David Iben put it well when he said, 'Volatility is not a risk we care about. What we care about is avoiding the permanent loss of capital.' So it seems the smart money knows that debt - which is usually involved in bankruptcies - is a very important factor, when you assess how risky a company is. We can see that Red Robin Gourmet Burgers, Inc. (NASDAQ:RRGB) does use debt in its business. But should shareholders be worried about its use of debt?
When Is Debt A Problem?
Debt and other liabilities become risky for a business when it cannot easily fulfill those obligations, either with free cash flow or by raising capital at an attractive price. Part and parcel of capitalism is the process of 'creative destruction' where failed businesses are mercilessly liquidated by their bankers. However, a more frequent (but still costly) occurrence is where a company must issue shares at bargain-basement prices, permanently diluting shareholders, just to shore up its balance sheet. Of course, debt can be an important tool in businesses, particularly capital heavy businesses. The first step when considering a company's debt levels is to consider its cash and debt together.

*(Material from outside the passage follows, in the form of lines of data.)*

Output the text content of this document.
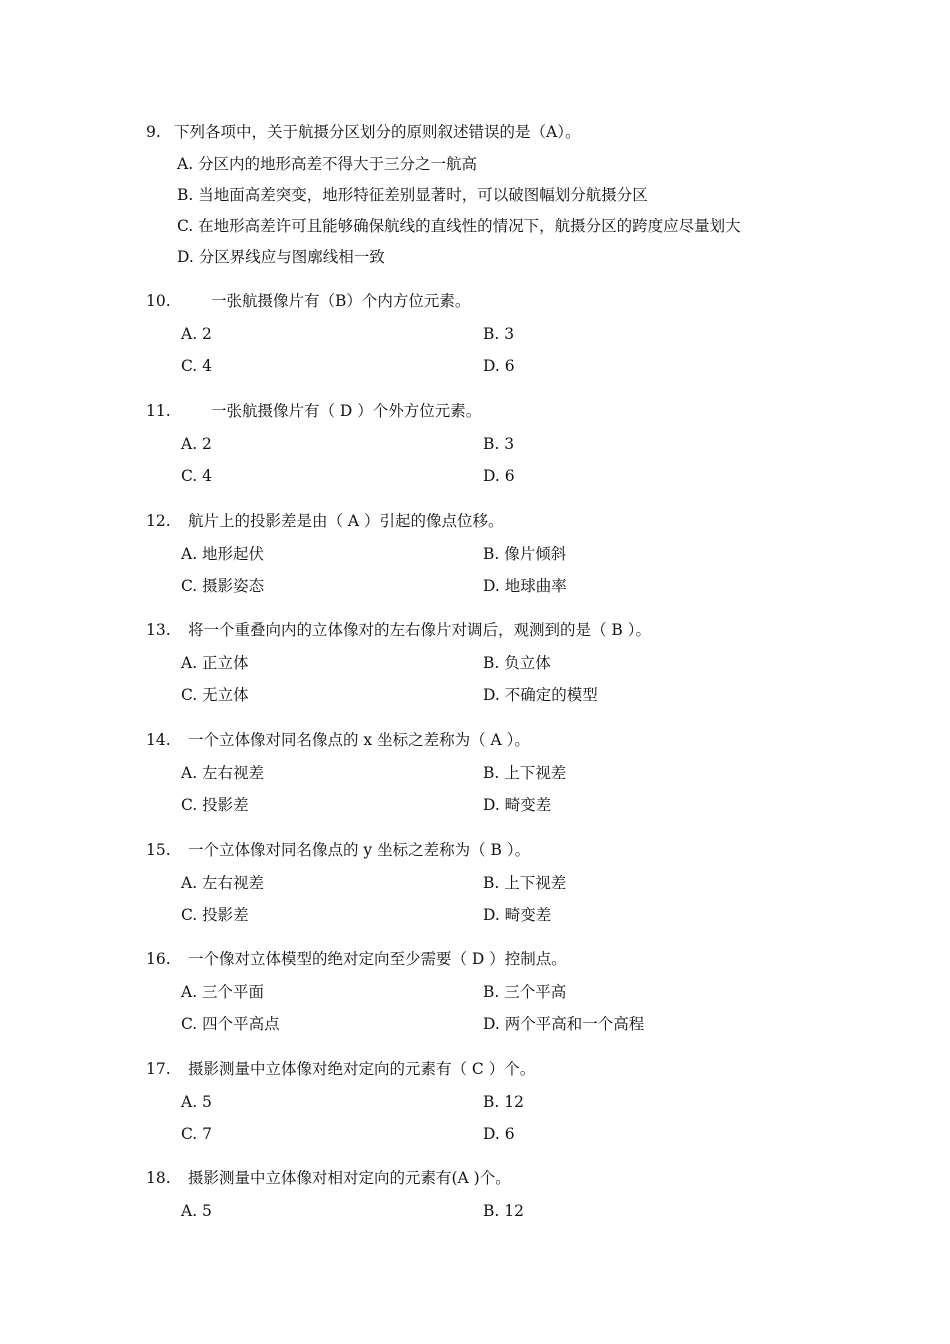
9. 下列各项中，关于航摄分区划分的原则叙述错误的是（A）。
A. 分区内的地形高差不得大于三分之一航高
B. 当地面高差突变，地形特征差别显著时，可以破图幅划分航摄分区
C. 在地形高差许可且能够确保航线的直线性的情况下，航摄分区的跨度应尽量划大
D. 分区界线应与图廓线相一致
10.	一张航摄像片有（B）个内方位元素。
A. 2	B. 3
C. 4	D. 6
11.	一张航摄像片有（ D ）个外方位元素。
A. 2	B. 3
C. 4	D. 6
12. 航片上的投影差是由（ A ）引起的像点位移。
A. 地形起伏	B. 像片倾斜
C. 摄影姿态	D. 地球曲率
13. 将一个重叠向内的立体像对的左右像片对调后，观测到的是（ B ）。
A. 正立体	B. 负立体
C. 无立体	D. 不确定的模型
14. 一个立体像对同名像点的 x 坐标之差称为（ A ）。
A. 左右视差	B. 上下视差
C. 投影差	D. 畸变差
15. 一个立体像对同名像点的 y 坐标之差称为（ B ）。
A. 左右视差	B. 上下视差
C. 投影差	D. 畸变差
16. 一个像对立体模型的绝对定向至少需要（ D ）控制点。
A. 三个平面	B. 三个平高
C. 四个平高点	D. 两个平高和一个高程
17. 摄影测量中立体像对绝对定向的元素有（ C ）个。
A. 5	B. 12
C. 7	D. 6
18. 摄影测量中立体像对相对定向的元素有(A )个。
A. 5	B. 12
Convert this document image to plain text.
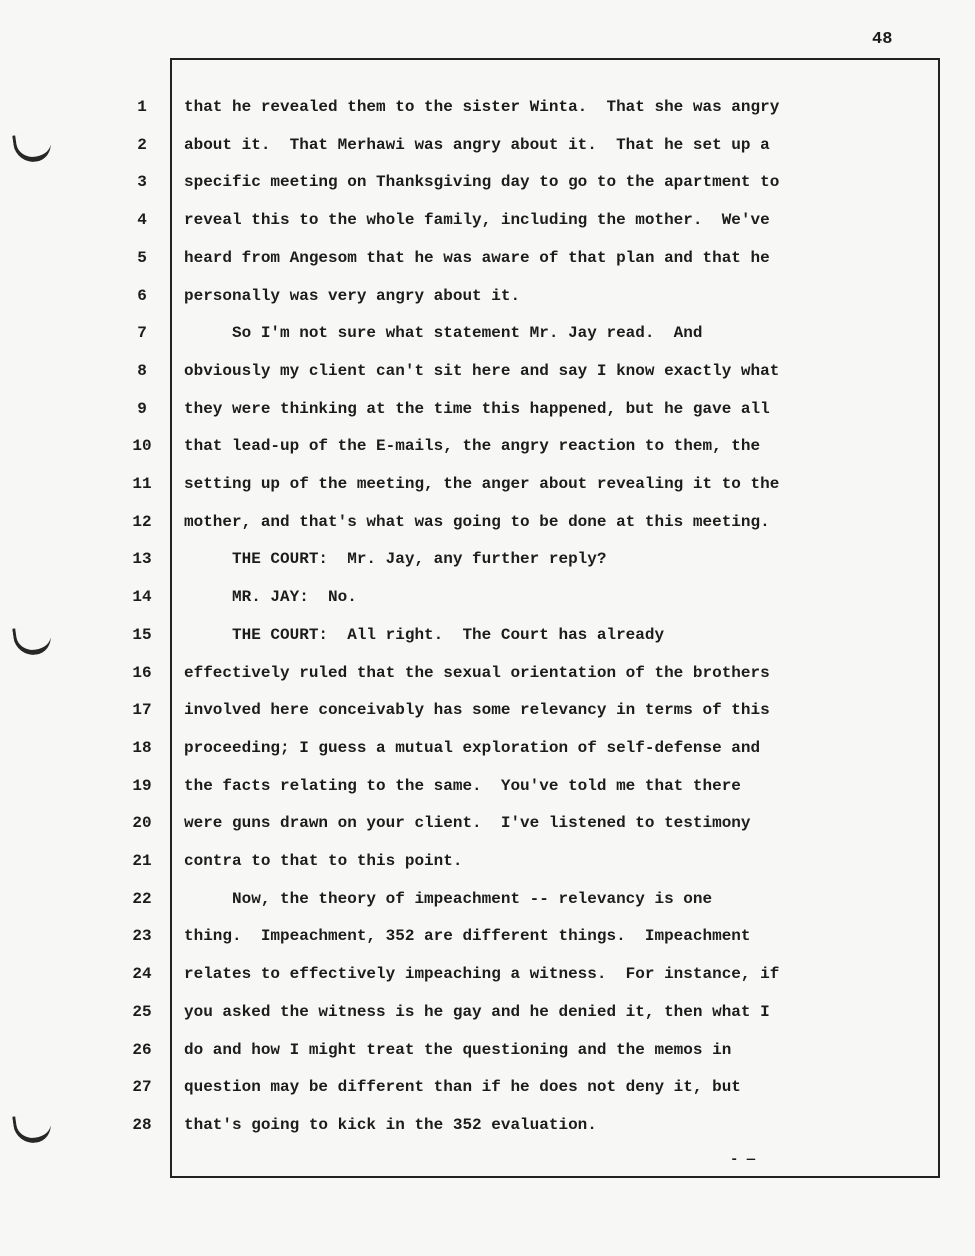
48
1	that he revealed them to the sister Winta.  That she was angry
2	about it.  That Merhawi was angry about it.  That he set up a
3	specific meeting on Thanksgiving day to go to the apartment to
4	reveal this to the whole family, including the mother.  We've
5	heard from Angesom that he was aware of that plan and that he
6	personally was very angry about it.
7	So I'm not sure what statement Mr. Jay read.  And
8	obviously my client can't sit here and say I know exactly what
9	they were thinking at the time this happened, but he gave all
10	that lead-up of the E-mails, the angry reaction to them, the
11	setting up of the meeting, the anger about revealing it to the
12	mother, and that's what was going to be done at this meeting.
13	THE COURT:  Mr. Jay, any further reply?
14	MR. JAY:  No.
15	THE COURT:  All right.  The Court has already
16	effectively ruled that the sexual orientation of the brothers
17	involved here conceivably has some relevancy in terms of this
18	proceeding; I guess a mutual exploration of self-defense and
19	the facts relating to the same.  You've told me that there
20	were guns drawn on your client.  I've listened to testimony
21	contra to that to this point.
22	Now, the theory of impeachment -- relevancy is one
23	thing.  Impeachment, 352 are different things.  Impeachment
24	relates to effectively impeaching a witness.  For instance, if
25	you asked the witness is he gay and he denied it, then what I
26	do and how I might treat the questioning and the memos in
27	question may be different than if he does not deny it, but
28	that's going to kick in the 352 evaluation.
- —
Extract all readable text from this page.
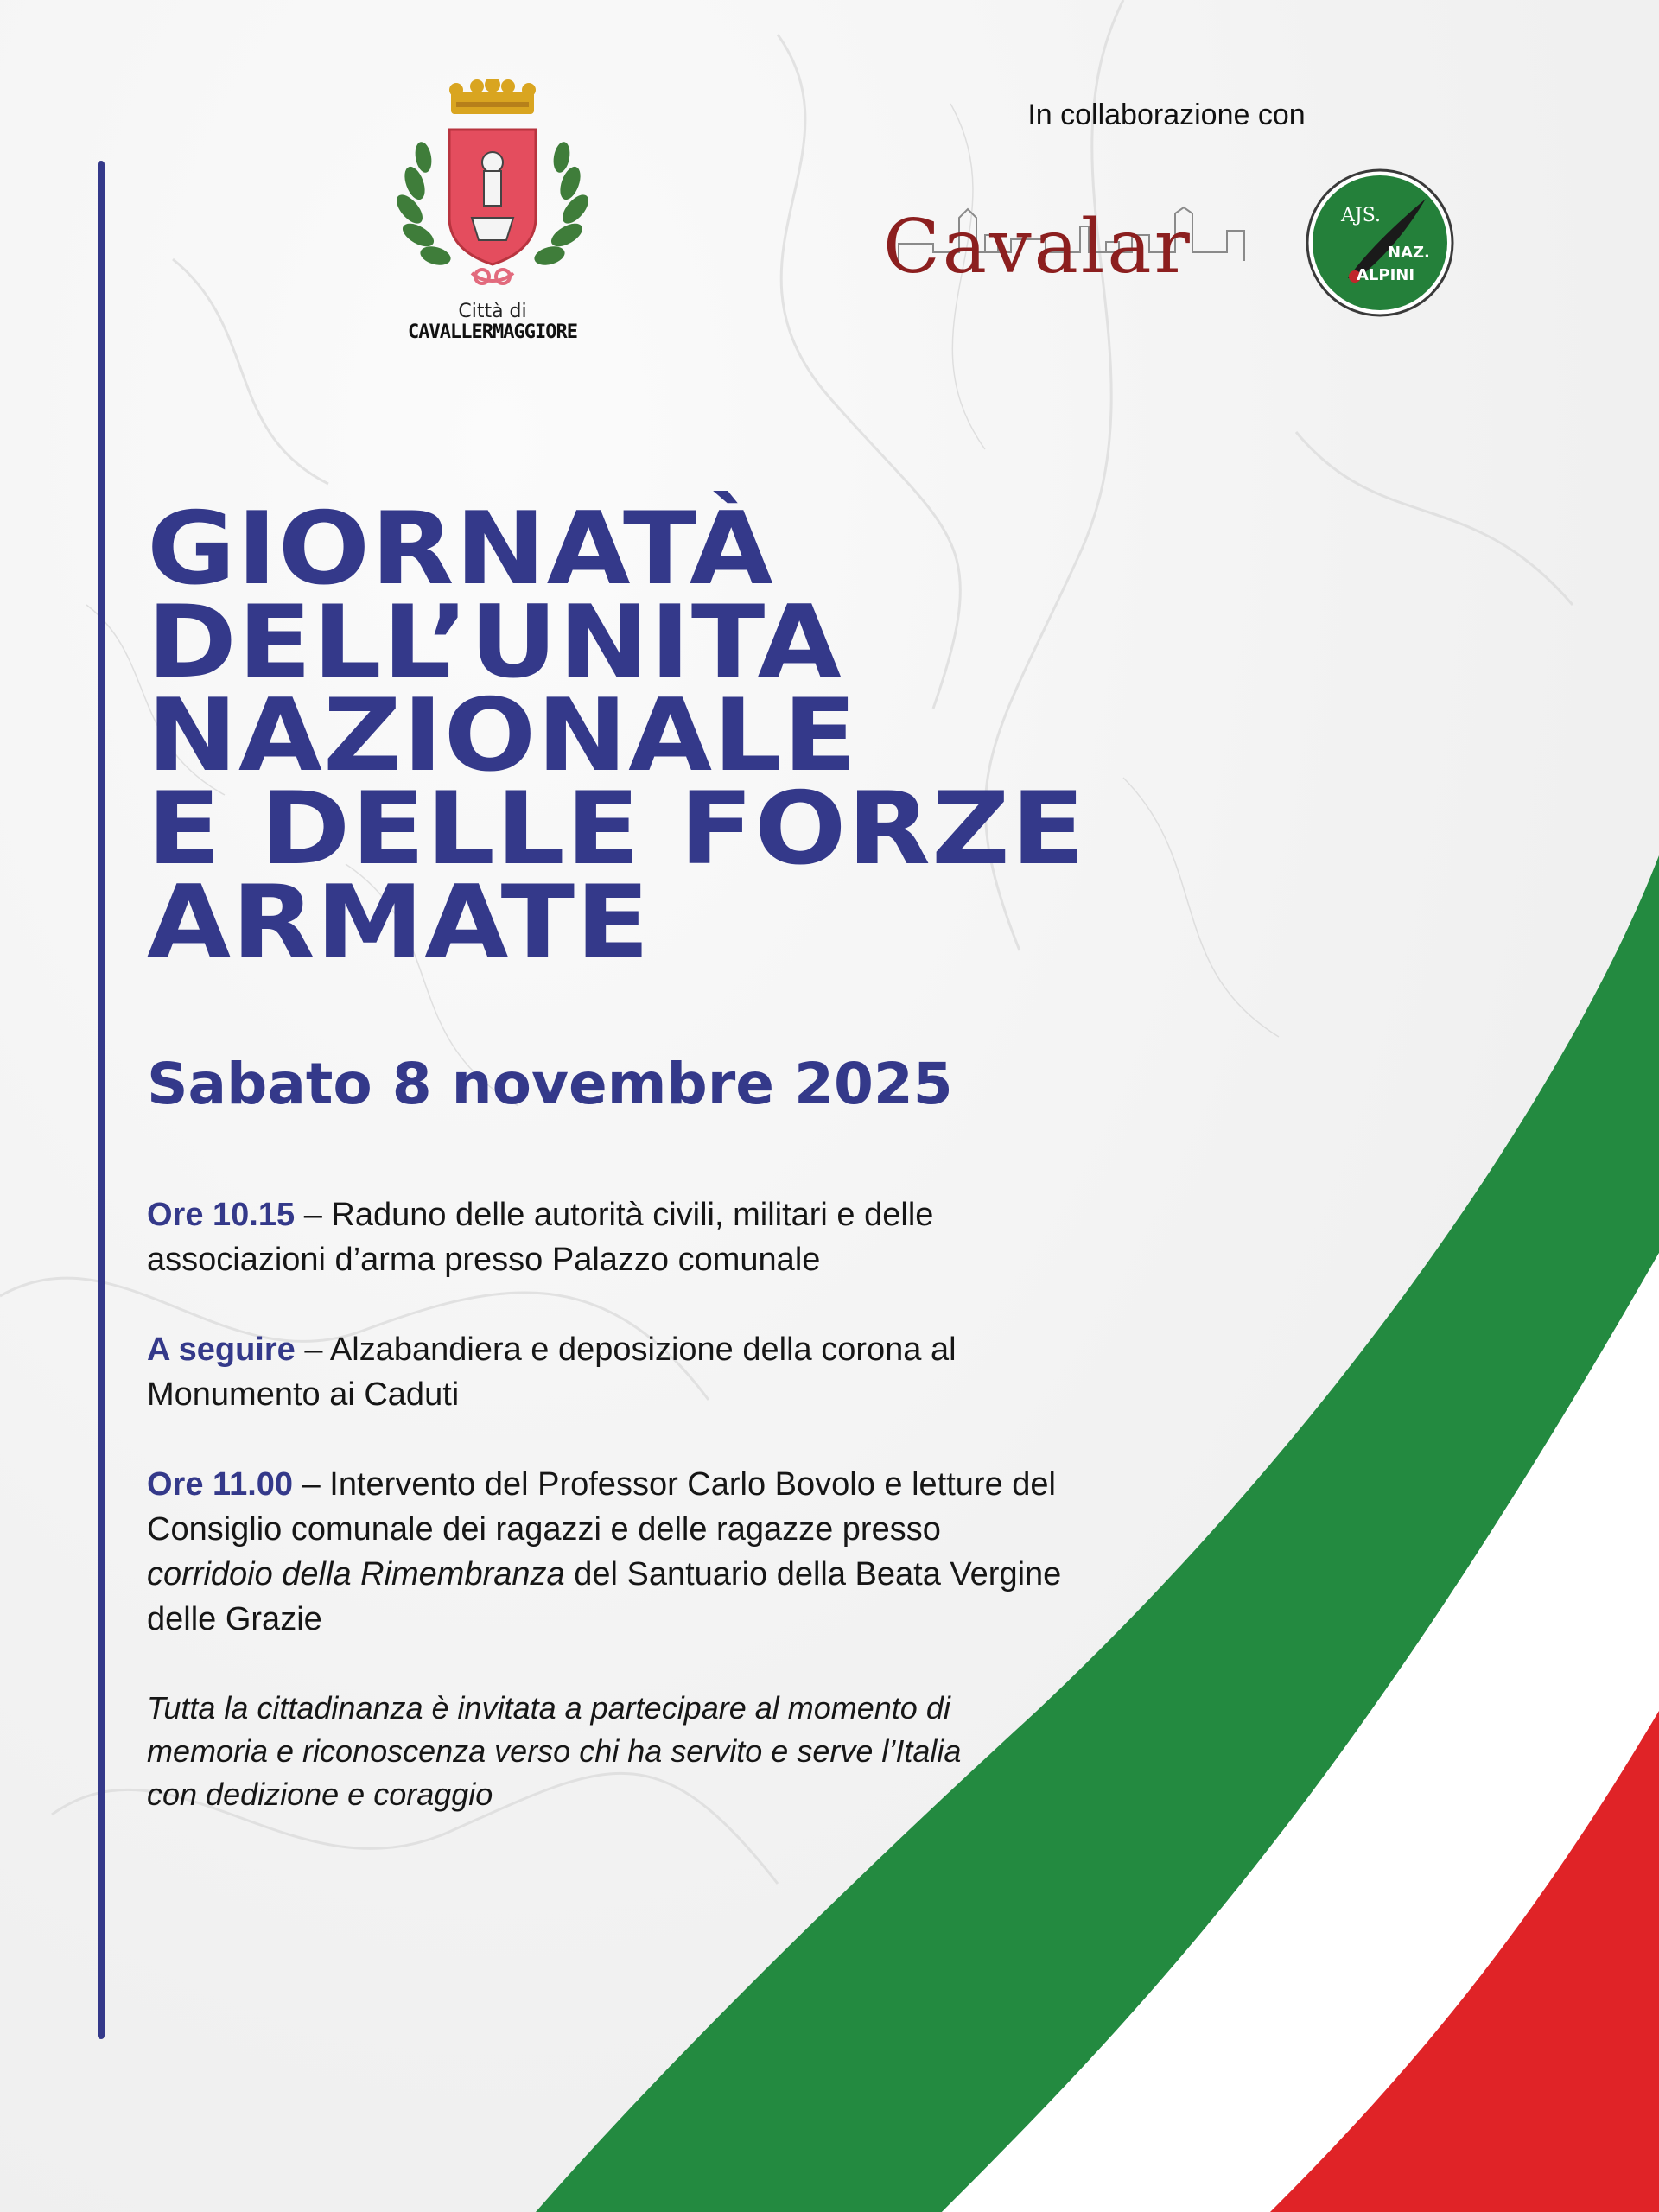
Città di
CAVALLERMAGGIORE
In collaborazione con
Cavalar	AJS.
NAZ.
ALPINI
GIORNATÀ
DELL’UNITA
NAZIONALE
E DELLE FORZE
ARMATE
Sabato 8 novembre 2025
Ore 10.15 – Raduno delle autorità civili, militari e delle associazioni d’arma presso Palazzo comunale
A seguire – Alzabandiera e deposizione della corona al Monumento ai Caduti
Ore 11.00 – Intervento del Professor Carlo Bovolo e letture del Consiglio comunale dei ragazzi e delle ragazze presso corridoio della Rimembranza del Santuario della Beata Vergine delle Grazie
Tutta la cittadinanza è invitata a partecipare al momento di memoria e riconoscenza verso chi ha servito e serve l’Italia con dedizione e coraggio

Check out the opportunities and risks within the US Hospitality industry.
How Much Debt Does Red Robin Gourmet Burgers Carry?
The image below, which you can click on for greater detail, shows that at October 2022 Red Robin Gourmet Burgers had debt of US$191.3m, up from US$157.2m in one year. On the flip side, it has US$50.0m in cash leading to net debt of about US$141.3m.
How Strong Is Red Robin Gourmet Burgers' Balance Sheet?
The latest balance sheet data shows that Red Robin Gourmet Burgers had liabilities of US$205.6m due within a year, and liabilities of US$603.7m falling due after that. Offsetting these obligations, it had cash of US$50.0m as well as receivables valued at US$12.7m due within 12 months. So its liabilities total US$746.6m more than the combination of its cash and short-term receivables.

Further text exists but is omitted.